The Labor Department's fiduciary rule may have been pulled from the books in 2018, but automated investment platforms are still expected to play a growing role in the asset management and financial advisory industries in 2019, according to Rob Foregger, co-founder of Chicago-based NextCapital.
“Our belief in the need for the merger of fintech and the investment management industry will continue to grow in importance in 2019 and beyond,” said Foregger.
NextCapital, a fintech “enabler,” provides bespoke automated investment platforms for asset managers for the purpose of delivering personalized fiduciary advice to 401(k) and retail investors.
So-called robo-advisories were strong backers of Labor's fiduciary rule. The regulation would have required a fiduciary standard of care for all advice on qualified retirement accounts. Demand for robo-advisors was expected to spike under the rule.
|Demand for automated investment services continues
But even though the fiduciary rule was vacated by the U.S. Court of Appeals for the Fifth Circuit, demand for automated investment services continues, as evidenced by more traditional investment managers integrating technology platforms through advisory channels, says Foregger.
“You can see the demand based on the flurry of continued deals between fin tech and traditional retirement players and more merger and acquisition activity,” he said, citing BlackRock's recent $122.8 million purchase of a 5 percent stake in Envestnet.
NextCapital has existing relationships with State Street Global Advisors, Russell Investments, and John Hancock, among other asset managers.
“Our pipeline of new partners has never been larger—we expect it to continue to grow,” said Foregger.

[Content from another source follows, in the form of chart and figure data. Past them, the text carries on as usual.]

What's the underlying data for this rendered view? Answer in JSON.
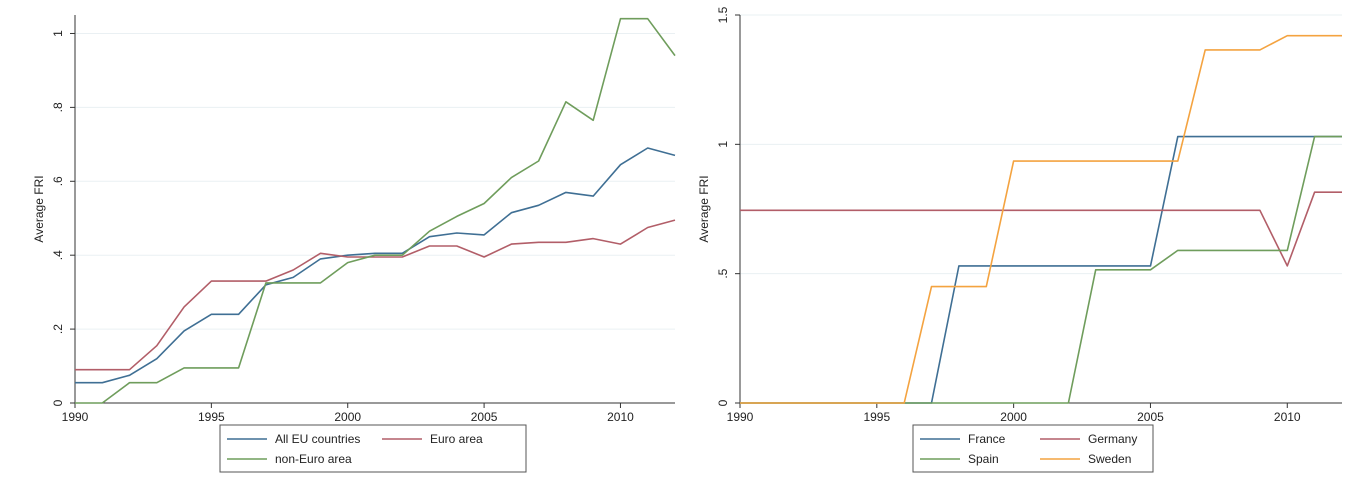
{
  "chart_data": [
    {
      "type": "line",
      "ylabel": "Average FRI",
      "xlim": [
        1990,
        2012
      ],
      "ylim": [
        0,
        1.05
      ],
      "xticks": [
        1990,
        1995,
        2000,
        2005,
        2010
      ],
      "xtick_labels": [
        "1990",
        "1995",
        "2000",
        "2005",
        "2010"
      ],
      "yticks": [
        0,
        0.2,
        0.4,
        0.6,
        0.8,
        1
      ],
      "ytick_labels": [
        "0",
        ".2",
        ".4",
        ".6",
        ".8",
        "1"
      ],
      "grid": "horizontal",
      "legend_position": "bottom",
      "x": [
        1990,
        1991,
        1992,
        1993,
        1994,
        1995,
        1996,
        1997,
        1998,
        1999,
        2000,
        2001,
        2002,
        2003,
        2004,
        2005,
        2006,
        2007,
        2008,
        2009,
        2010,
        2011,
        2012
      ],
      "series": [
        {
          "name": "All EU countries",
          "color": "#3f6f94",
          "values": [
            0.055,
            0.055,
            0.075,
            0.12,
            0.195,
            0.24,
            0.24,
            0.32,
            0.34,
            0.39,
            0.4,
            0.405,
            0.405,
            0.45,
            0.46,
            0.455,
            0.515,
            0.535,
            0.57,
            0.56,
            0.645,
            0.69,
            0.67
          ]
        },
        {
          "name": "Euro area",
          "color": "#b25e68",
          "values": [
            0.09,
            0.09,
            0.09,
            0.155,
            0.26,
            0.33,
            0.33,
            0.33,
            0.36,
            0.405,
            0.395,
            0.395,
            0.395,
            0.425,
            0.425,
            0.395,
            0.43,
            0.435,
            0.435,
            0.445,
            0.43,
            0.475,
            0.495
          ]
        },
        {
          "name": "non-Euro area",
          "color": "#6f9d5c",
          "values": [
            0,
            0,
            0.055,
            0.055,
            0.095,
            0.095,
            0.095,
            0.325,
            0.325,
            0.325,
            0.38,
            0.4,
            0.4,
            0.465,
            0.505,
            0.54,
            0.61,
            0.655,
            0.815,
            0.765,
            1.04,
            1.04,
            0.94
          ]
        }
      ]
    },
    {
      "type": "line",
      "ylabel": "Average FRI",
      "xlim": [
        1990,
        2012
      ],
      "ylim": [
        0,
        1.5
      ],
      "xticks": [
        1990,
        1995,
        2000,
        2005,
        2010
      ],
      "xtick_labels": [
        "1990",
        "1995",
        "2000",
        "2005",
        "2010"
      ],
      "yticks": [
        0,
        0.5,
        1,
        1.5
      ],
      "ytick_labels": [
        "0",
        ".5",
        "1",
        "1.5"
      ],
      "grid": "horizontal",
      "legend_position": "bottom",
      "x": [
        1990,
        1991,
        1992,
        1993,
        1994,
        1995,
        1996,
        1997,
        1998,
        1999,
        2000,
        2001,
        2002,
        2003,
        2004,
        2005,
        2006,
        2007,
        2008,
        2009,
        2010,
        2011,
        2012
      ],
      "series": [
        {
          "name": "France",
          "color": "#3f6f94",
          "values": [
            0,
            0,
            0,
            0,
            0,
            0,
            0,
            0,
            0.53,
            0.53,
            0.53,
            0.53,
            0.53,
            0.53,
            0.53,
            0.53,
            1.03,
            1.03,
            1.03,
            1.03,
            1.03,
            1.03,
            1.03
          ]
        },
        {
          "name": "Germany",
          "color": "#b25e68",
          "values": [
            0.745,
            0.745,
            0.745,
            0.745,
            0.745,
            0.745,
            0.745,
            0.745,
            0.745,
            0.745,
            0.745,
            0.745,
            0.745,
            0.745,
            0.745,
            0.745,
            0.745,
            0.745,
            0.745,
            0.745,
            0.53,
            0.815,
            0.815
          ]
        },
        {
          "name": "Spain",
          "color": "#6f9d5c",
          "values": [
            0,
            0,
            0,
            0,
            0,
            0,
            0,
            0,
            0,
            0,
            0,
            0,
            0,
            0.515,
            0.515,
            0.515,
            0.59,
            0.59,
            0.59,
            0.59,
            0.59,
            1.03,
            1.03
          ]
        },
        {
          "name": "Sweden",
          "color": "#f4a340",
          "values": [
            0,
            0,
            0,
            0,
            0,
            0,
            0,
            0.45,
            0.45,
            0.45,
            0.935,
            0.935,
            0.935,
            0.935,
            0.935,
            0.935,
            0.935,
            1.365,
            1.365,
            1.365,
            1.42,
            1.42,
            1.42
          ]
        }
      ]
    }
  ]
}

|From investment product manufacturing to advice manufacturing
Asset managers are evolving from their traditional role as manufacturers of investment products toward advice manufacturing, a transition being driven by the need for more personalized fiduciary investment advice nationwide, thinks Foregger.
“The BlackRock deal is consistent with what we've seen—one of the largest product manufacturers partnering with a tech player to improve shelf space, but also to utilize technology to help personalize their solutions and add more capability around their products,” he explained.
“Industry is moving toward scalable personalization and personalized solutions. This is exciting for industry and it needs to happen. The change won't be overnight but the writing is on the wall that asset managers need to move forward from the status quo,” he added.
Even without Labor's fiduciary rule, traditional brokerage models of product distribution will evolve to a fiduciary standard of comprehensive advice distribution.
“That progression is already happening—we're already in the fourth of fifth inning, maybe a third or halfway there,” said Foregger. “The consumer needs it, regulators want it, the states want it, and technology is helping enable industry move to a fiduciary advice, tech based framework.”
The next five years will drive the transition from the brokerage model to the fiduciary model, with the ultimate outcome of the Security and Exchange Commission's proposed Regulation Best Interest rule expected to be a catalyst, predicts Foregger. If that rule, which is expected to be finalized in 2019, is perceived as too weak on consumer protections, Foregger expects more state regulators will build on the experiences of Nevada and New York and implement stricter fiduciary standards of care within their jurisdictions.
“If you believe the wheels are in motion to a fiduciary future, the states may be the ultimate arbiters of moving industry to the fiduciary standard. It already feels like that is happening,” he said.
|Defined contribution 2.0
The transition from defined benefit retirement plans to defined contribution plans in the workplace is poised for the next stage of growth, as industry continues to recognize the limitations of a “do-it-yourself” model of retirement investing.
“Regulators would like to see industry move to defined contribution 2.0—where we'll see delegated professional management delivered to each plan participant to help address the really difficult process of retirement investing. There's no question that's the direction industry is going,” added Foregger.